Help using Base SAS procedures

question about proc report out= option

Reply
New Contributor
Posts: 3

question about proc report out= option

I have a very strange situation here, hope somebody could help.

The following program is to set haha as a computed variable ,it stands for the # of observation in the current page.

lala is a temporary variable (sorry for the weird name) that is initialized to 0 every time a new page is created, helping haha gain increment of 1 for every new row. Listing ods is utilized here.

OK now here comes to my question: the out=options should generate a dataset that have similar data values and structure as the report shows. But somehow, maybe affected by some unknown option settings, the values of haha in the dataset haha is very different from the value of haha in the report, and variable _break_ is set to _page_ only in the last row. It seems like the first compute block was not executed at all.

I am not sure all other sas users will encounter the same situation, or it's just me. I strongly doubt it's related to some options or ods settings.

Program:

proc report data=sashelp.retail list nowd headline headskip out=test ps=16 ;

column _all_ haha;

define date/display;

compute after _page_;

lala=0;

endcomp;

compute haha;

lala+1;

haha=lala;

endcomp;

run;

proc print data=test;run;

run;

SAS Super FREQ
Posts: 8,775

Re: question about proc report out= option

Hi:

  I believe that for what you want (even though I don't entirely understand it), you may have to make your own "fake" page breaking variable. I believe that it's possible your _PAGE_ and PS= might not work the way you envision when you use OUT=.

You said that "out=options should generate a dataset that have similar data values and structure as the report shows" -- where did you get this information??? If you look in the documentation for OUT=

Base SAS(R) 9.3 Procedures Guide, Second Edition

you will see that it says:

OUT=SAS-data-set

-- names the output data set. If this data set does not exist, then PROC REPORT creates it. The data set contains one observation for each report row and one observation for each unique summary line. If you use both customized and default summaries at the same place in the report, then the output data set contains only one observation because the two summaries differ only in how they present the data. Information about customization (underlining, color, text, and so on) is not data and is not saved in the output data set.

  (you can read the rest of the documenation.)

But, OUT= is not an "exact" copy (structure/variables) of what goes to the output window. OUT= is the output dataset that ODS makes from the report rows that PROC REPORT builds. For example, consider the following example using a smaller dataset. If you compare the OUT= dataset (report #2) with the original PROC REPORT output (report #1), you will see that the OUT= dataset does not maintain the original structure or the original information and in fact, even if the BREAK statement is only doing a SKIP, the _BREAK_ row gets written to the output dataset, even if you do not see it on the original report. And if you use a LINE statement, such as I show in my sample, the LINE information is NOT written to the output dataset either.

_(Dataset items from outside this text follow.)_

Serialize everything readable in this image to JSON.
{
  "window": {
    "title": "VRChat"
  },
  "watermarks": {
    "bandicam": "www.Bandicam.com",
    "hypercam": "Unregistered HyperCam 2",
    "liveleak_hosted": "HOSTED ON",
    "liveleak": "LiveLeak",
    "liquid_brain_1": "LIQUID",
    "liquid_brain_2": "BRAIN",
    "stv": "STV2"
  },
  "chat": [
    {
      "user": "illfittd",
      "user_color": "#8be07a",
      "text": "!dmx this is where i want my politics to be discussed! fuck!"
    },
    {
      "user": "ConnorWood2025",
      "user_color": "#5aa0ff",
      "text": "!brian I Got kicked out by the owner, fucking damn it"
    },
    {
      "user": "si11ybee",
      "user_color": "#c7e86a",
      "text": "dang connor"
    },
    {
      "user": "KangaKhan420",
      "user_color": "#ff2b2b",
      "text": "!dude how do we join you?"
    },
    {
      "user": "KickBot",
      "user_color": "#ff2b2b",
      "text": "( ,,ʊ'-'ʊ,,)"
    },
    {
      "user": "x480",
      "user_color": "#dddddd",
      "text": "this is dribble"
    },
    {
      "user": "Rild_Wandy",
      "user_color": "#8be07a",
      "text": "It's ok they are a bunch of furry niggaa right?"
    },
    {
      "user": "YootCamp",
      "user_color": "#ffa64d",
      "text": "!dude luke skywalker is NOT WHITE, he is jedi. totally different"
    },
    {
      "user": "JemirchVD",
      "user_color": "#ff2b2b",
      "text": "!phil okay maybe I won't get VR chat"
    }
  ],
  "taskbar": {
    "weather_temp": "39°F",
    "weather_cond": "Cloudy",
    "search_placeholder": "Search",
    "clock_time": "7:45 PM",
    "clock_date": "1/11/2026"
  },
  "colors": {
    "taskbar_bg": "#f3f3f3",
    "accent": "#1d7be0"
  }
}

Perhaps you could work with Tech Support with your real data and your real report need to figure out how to get what you want. However, in my experience, the output dataset from PROC REPORT is used when two passes through the data are needed (see second example that shows how to get report ordered by descending sales within region). I don't see that need in what you posted and you didn't really give a reason why you were focused on the output dataset instead of the original PROC REPORT output. If all you care about is the output dataset, you would not need options like HEADLINE or HEADSKIP or would worry about PS or LS options.

cynthia

** Sample Program to show output dataset from REPORT is not in same structure as report;

ods listing;

proc report data=sashelp.class nowd

  out=classout;

  title '1) PROC REPORT Using Temp Variable and LINE';

  column age sex name height weight;

  define age / order;

  define sex / order 'Gender' f=$6.;

  define name / order;

  define height / display;

  define weight / display;

  break after sex / skip;

  break after age / skip;

  compute before age;

    cntr = 0;

  endcomp;

  compute name;

    if _break_ = ' ' then cntr+1;

  endcomp;

  compute after age;

    line @1 'Total for this age: ' cntr 3.0;

  endcomp;

run;

   

proc print data=classout;

title '2) Dataset Created by PROC REPORT';

run;

** Make 2 passes to get descending summarized sales within region;

ods listing;

proc report data=sashelp.shoes nowd out=sumreg;

  title '1) Order by Region Only';

  column region product sales sales=order_tot;

  define region / group;

  define product / group;

  define sales / sum;

run;

   

proc report data=sumreg nowd;

  title '2) Order by descending sales within region';

  title2 'Using ORDER_TOT variable';

  column region order_tot product sales;

  define region / order;

  define order_tot / order descending /* noprint */;

  define product / order;

  define sales / sum;

  break after region / summarize skip;

run;

New Contributor
Posts: 3

Re: question about proc report out= option

Thanks very much, Cynthia.

I said that "out=options should generate a dataset that have similar data values and structure as the report shows" -- I read this from one SAS report procedure book and I believe it is true in most of the cases. As your example shows, the detail report row should match the corresponding values in the out=option dataset. the differences are mainly those rows generated by compute after/before,break after/before blocks. I use out= option is mainly because I wanna see the innate calculation of proc report and utilize it as a reference aiding me to better use compute block inside proc report.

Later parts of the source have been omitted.